A question I hope audiences walk away with is: What does a woman suddenly understand, the minute she becomes a mother?
Director: Candis C. Jones
My Baby speaks to me personally because: I love working on plays by and about Black women and having conversations about Black mothers and daughters.
The most challenging aspect of directing this piece: Was considering the best way to communicate the style and tone of this story within a workshop structure.

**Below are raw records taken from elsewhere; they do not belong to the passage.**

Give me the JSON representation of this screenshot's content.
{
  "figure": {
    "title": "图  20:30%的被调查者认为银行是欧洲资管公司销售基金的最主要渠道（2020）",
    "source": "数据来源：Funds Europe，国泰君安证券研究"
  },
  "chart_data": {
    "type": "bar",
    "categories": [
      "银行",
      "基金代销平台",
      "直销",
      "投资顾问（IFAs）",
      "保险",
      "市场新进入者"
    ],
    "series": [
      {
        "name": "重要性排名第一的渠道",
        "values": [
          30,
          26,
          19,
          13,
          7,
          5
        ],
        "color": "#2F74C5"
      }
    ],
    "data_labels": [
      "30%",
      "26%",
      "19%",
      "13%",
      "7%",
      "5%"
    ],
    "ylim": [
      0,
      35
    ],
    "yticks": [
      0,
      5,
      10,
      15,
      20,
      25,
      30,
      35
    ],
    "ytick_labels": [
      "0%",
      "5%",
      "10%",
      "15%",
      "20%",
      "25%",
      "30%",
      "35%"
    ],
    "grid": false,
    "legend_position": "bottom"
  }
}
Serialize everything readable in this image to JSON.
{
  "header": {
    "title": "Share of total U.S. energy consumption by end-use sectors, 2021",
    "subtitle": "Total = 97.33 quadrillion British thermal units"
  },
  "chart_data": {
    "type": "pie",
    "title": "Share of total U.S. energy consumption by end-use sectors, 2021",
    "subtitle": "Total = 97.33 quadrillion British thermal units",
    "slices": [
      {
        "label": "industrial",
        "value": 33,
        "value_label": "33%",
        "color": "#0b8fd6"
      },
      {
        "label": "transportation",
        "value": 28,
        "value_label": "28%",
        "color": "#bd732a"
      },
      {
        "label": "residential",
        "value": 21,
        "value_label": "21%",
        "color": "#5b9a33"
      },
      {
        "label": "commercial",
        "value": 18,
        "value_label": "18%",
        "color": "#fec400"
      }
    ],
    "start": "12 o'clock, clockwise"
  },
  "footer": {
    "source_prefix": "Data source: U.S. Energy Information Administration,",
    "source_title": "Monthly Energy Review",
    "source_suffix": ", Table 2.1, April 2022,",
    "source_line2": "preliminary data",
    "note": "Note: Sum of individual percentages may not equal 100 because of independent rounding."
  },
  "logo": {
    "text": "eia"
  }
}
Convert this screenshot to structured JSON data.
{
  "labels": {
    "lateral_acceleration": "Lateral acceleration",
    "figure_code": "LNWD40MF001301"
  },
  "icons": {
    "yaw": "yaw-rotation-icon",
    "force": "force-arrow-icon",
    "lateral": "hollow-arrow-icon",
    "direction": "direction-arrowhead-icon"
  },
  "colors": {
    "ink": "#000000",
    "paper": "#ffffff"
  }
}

Three words that describe the kind of theatre that excites me: Urgent, intimate, and “Too Big” (IMPOSSIBLEbutwowEpic!).
Producer: Lucy Jackson
Why this story now? My Baby grapples with the identities we are given by others and the ones we create for ourselves, the narratives we tell and fall into, and the relativity of truth. It’s populated exclusively by Black Femmes navigating all this in their own space. Its complexity and depth of thought and feeling will stealth its audiences and resonate for a long time.
Sukari excites me as a writer because: She doesn’t shy away from difficult or uncomfortable conversations in her work. Her writing is by turns poetic, hilarious and incisive. She writes for the audience she wants to see, and for herself in that audience, and doesn’t pull punches. She is fearless in taking on and experimenting with form and style. The same can be said for Candis as a director—what an awesome team!
The WP Lab experience, for me: Has introduced to me a group of exceptionally talented new colleagues, and given me a host of entirely fresh and exciting perspectives on life, the universe and everything.